From a website on counceling issues regarding EDs: "The typical image of the eating disordered is the "model child" or "perfect little Princess"; behind this image lies a poor sense of self, intense need for approval; and compulsive high-achievement. Because flaws are seen as failures which can invite rejection, a pervasive anxiety dominates their lives. To cope socially, bulimics tend to be gregarious impression-managers, while anorexics may simply withdraw."


  • You know, I think its time for you to change your counter on the top of your screen. I know it says you've been living healthy for 98 weeks and some odd days, but I think now you're living emotionally healthy in addition to physically. Its so amazing to watch it all unfold, it really is. I'm glad you aren't making excuses for how you feel. It must be so hard to realize so many different things about yourself in such a short period of time - I wish you patience to let yourself change as it happens. Baby steps are hard but they're the best way to go. And I'm sorry about how your Dad made you feel growing up, it makes me sad to know that happened, but it also means if there is anyone in this world who can turn the cycle around for their future children, it's you.

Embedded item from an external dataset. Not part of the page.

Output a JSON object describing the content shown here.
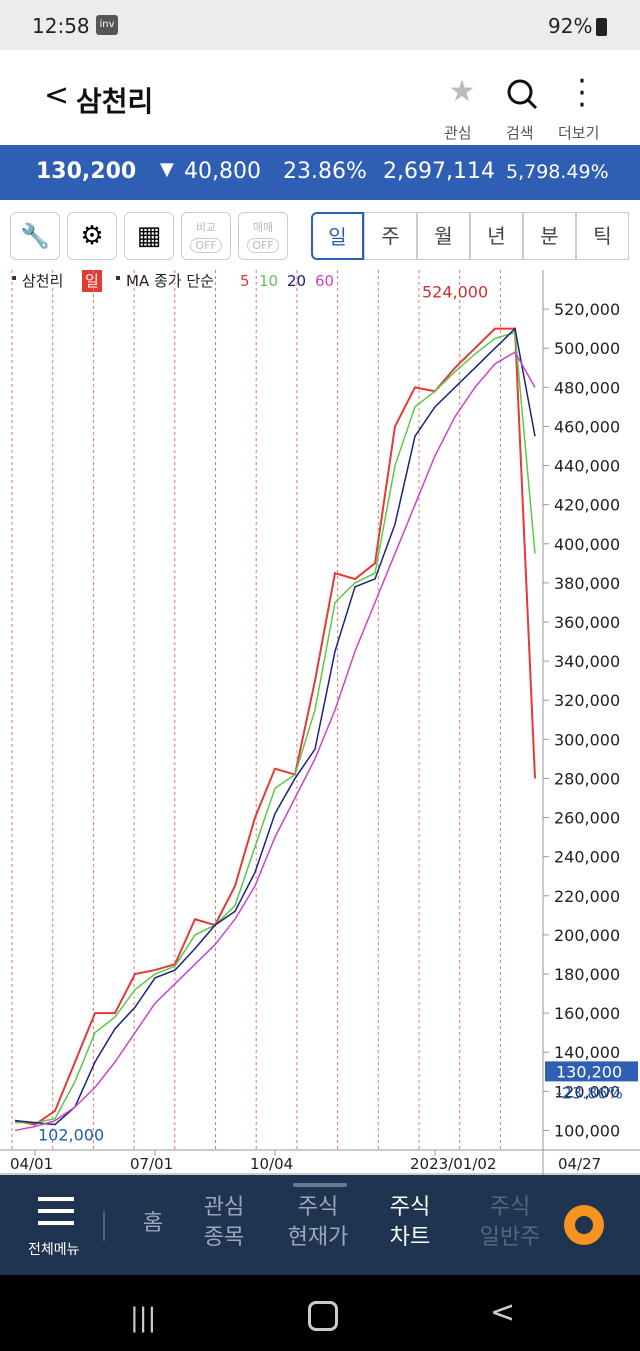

    By Anonymous E, at 3:15 PM  

  • All I can really says is Wow. Thanks for the amazing insights.

    By Blogger ms ralph, at 3:52 AM  

  • I would be very interested to hear how you channel or let go of the anger toward your dad. I am going through something very similar - dealing with the anger I have at my dad for warping my self-esteem.

    A very thought provoking and powerful post. Thank you for sharing your journey.

    By Blogger neca, at 7:09 AM  

  • Thank you for being so open. Reading this made me hurt for you, and made my stomach hurt for me. Different comments were said to me growing up, but the hurt is the same.